Providence has also gone hat-in-hand to the seven largest not-for-profits within its borders—including Brown University—asking them to increase their total payments in lieu of taxes from a paltry $1.7 million to $9 million. The latter figure represents only 10 percent of the property taxes these institutions would ordinarily pay, according to city financial statements.

As of the end of December, none of the seven institutions had increased its payments, but Brown continued to stretch the definition of “not-for-profit.” Its outgoing president, Ruth J. Simmons, earned more than $320,000 in 2008 and more than $450,000 in 2009 as a member of the Goldman Sachs board of directors.

The crisis is causing infighting among local politicians. After discovering the size of the city’s budget deficit, Taveras blamed it on his predecessor, David Cicilline. Cicilline, a fellow Democrat, is now in the US House of Representatives. Taveras then hired former judge Robert G. Flanders Jr., who oversaw the Central Falls bankruptcy last summer, as an adviser. Flanders was fired from that position after telling Bloomberg News that bankruptcy was inevitable for Providence.

Central Falls, the first Rhode Island city to declare bankruptcy, is still struggling with the effects.
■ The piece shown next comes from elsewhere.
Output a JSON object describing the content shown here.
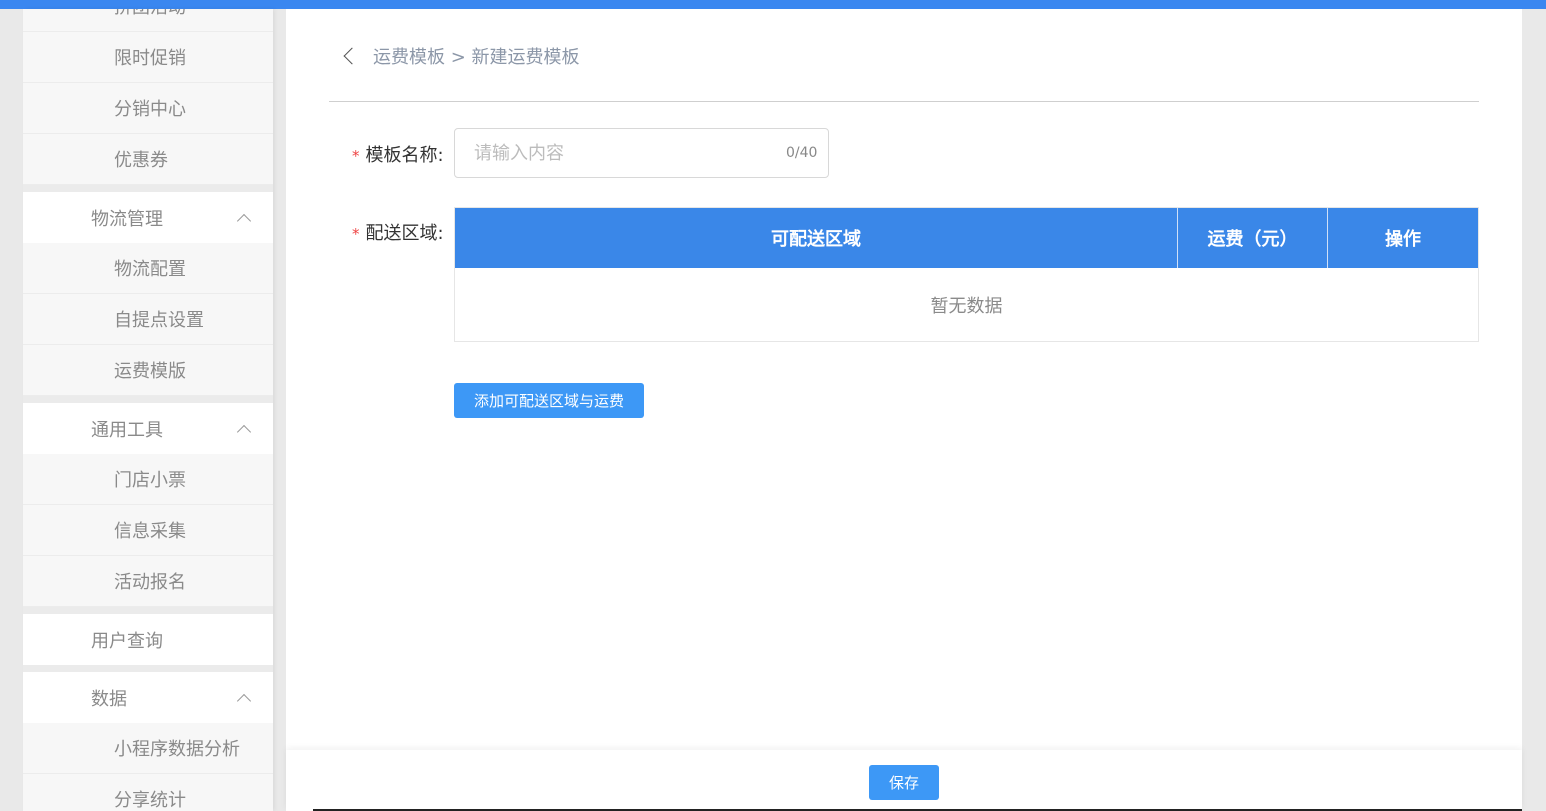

In order to put the city’s schools under the control of state education commissioner Deborah Gist, a bankruptcy court judge recently ruled that the Central Falls schools are not part of the city government.

East Providence, a separately incorporated city of 47,000, is also in crisis. In December, its director of revenue appointed a budget commission that is meeting at least weekly and debating ways to avoid running out of cash.
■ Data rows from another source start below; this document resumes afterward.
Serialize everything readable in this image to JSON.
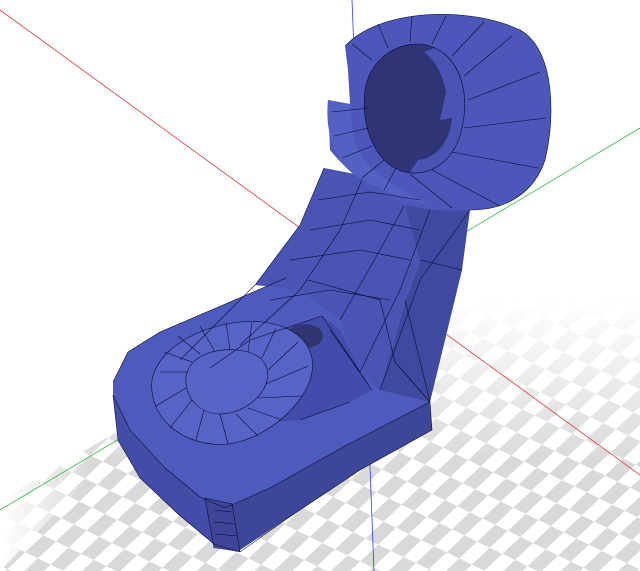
{
  "viewer": {
    "background": "#ffffff",
    "axes": {
      "x_color": "#e53b3b",
      "y_color": "#2fbf3b",
      "z_color": "#3b3bff"
    },
    "build_plate": {
      "checker_light": "#ffffff",
      "checker_dark": "#d9d9d9"
    },
    "model": {
      "fill_color": "#4b55b6",
      "fill_light": "#5a64c8",
      "fill_dark": "#3e4698",
      "wire_color": "#06082a",
      "display_mode": "wireframe-shaded"
    }
  }
}
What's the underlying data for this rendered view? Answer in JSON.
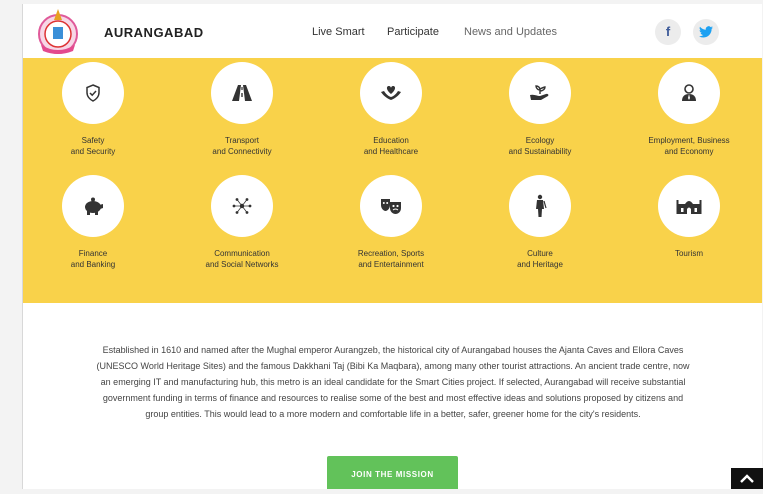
{
  "header": {
    "city_name": "AURANGABAD",
    "nav": [
      "Live Smart",
      "Participate",
      "News and Updates"
    ],
    "social": {
      "facebook": "f",
      "twitter": "t"
    }
  },
  "categories": [
    {
      "line1": "Safety",
      "line2": "and Security",
      "icon": "shield-check-icon"
    },
    {
      "line1": "Transport",
      "line2": "and Connectivity",
      "icon": "road-icon"
    },
    {
      "line1": "Education",
      "line2": "and Healthcare",
      "icon": "heart-hands-icon"
    },
    {
      "line1": "Ecology",
      "line2": "and Sustainability",
      "icon": "plant-hand-icon"
    },
    {
      "line1": "Employment, Business",
      "line2": "and Economy",
      "icon": "person-icon"
    },
    {
      "line1": "Finance",
      "line2": "and Banking",
      "icon": "piggy-bank-icon"
    },
    {
      "line1": "Communication",
      "line2": "and Social Networks",
      "icon": "network-icon"
    },
    {
      "line1": "Recreation, Sports",
      "line2": "and Entertainment",
      "icon": "theatre-masks-icon"
    },
    {
      "line1": "Culture",
      "line2": "and Heritage",
      "icon": "statue-icon"
    },
    {
      "line1": "Tourism",
      "line2": "",
      "icon": "monument-icon"
    }
  ],
  "about": {
    "text": "Established in 1610 and named after the Mughal emperor Aurangzeb, the historical city of Aurangabad houses the Ajanta Caves and Ellora Caves (UNESCO World Heritage Sites) and the famous Dakkhani Taj (Bibi Ka Maqbara), among many other tourist attractions. An ancient trade centre, now an emerging IT and manufacturing hub, this metro is an ideal candidate for the Smart Cities project. If selected, Aurangabad will receive substantial government funding in terms of finance and resources to realise some of the best and most effective ideas and solutions proposed by citizens and group entities. This would lead to a more modern and comfortable life in a better, safer, greener home for the city's residents."
  },
  "cta": {
    "label": "JOIN THE MISSION"
  },
  "colors": {
    "accent": "#f9d24a",
    "button": "#62c25a"
  }
}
For years, East Providence has been in the habit of covering cash flow by borrowing against future tax revenues through Tax Anticipation Notes. Such stopgaps no longer hold up against the economic crisis, and the city’s yearly budget deficits have climbed from $1.2 million in 2007, to $5.2 million in 2008, to $7.2 million last year. In December, Moody’s lowered East Providence’s bond rating from Baa1 to Ba1, or junk bond status.

The state Department of Revenue has hired attorney Joseph Whelan to advise municipalities on how to rip up existing labor contracts. Whelan has just begun this work in East Providence, while telling its budget commission “that in his experience, the unions often come up with the best cost-saving ideas.”

Moody’s and Fitch’s have also downgraded the bond ratings of the city of Woonsocket to below investment grade. Like other cities and towns, Woonsocket borrows large amounts just to roll over existing debt.

The city’s school committee, which is facing a $2 million budget deficit, imitated Central Falls and Providence by laying off all of its teachers so that it could attack their contract. The committee chairwoman told the Woonsocket Call that “we have been on a financial cliff and now we must look at extreme options.”

In an effort to stymie political criticism from the right, Governor Lincoln Chafee recently told the state Senate that mismanagement by city and town governments did not cause these crises. A member of the Rhode Island Association of Firefighters responded that “all of you know that is not true,” and that the decades-old practice of underfunding pensions is, in fact, mismanagement.

A recent actuarial report on the Providence retirement plan, for example, documents that the funded ratio of police, fire, and management pensions decreased from 57.4 percent in 1994 to 31.9 percent in 2011.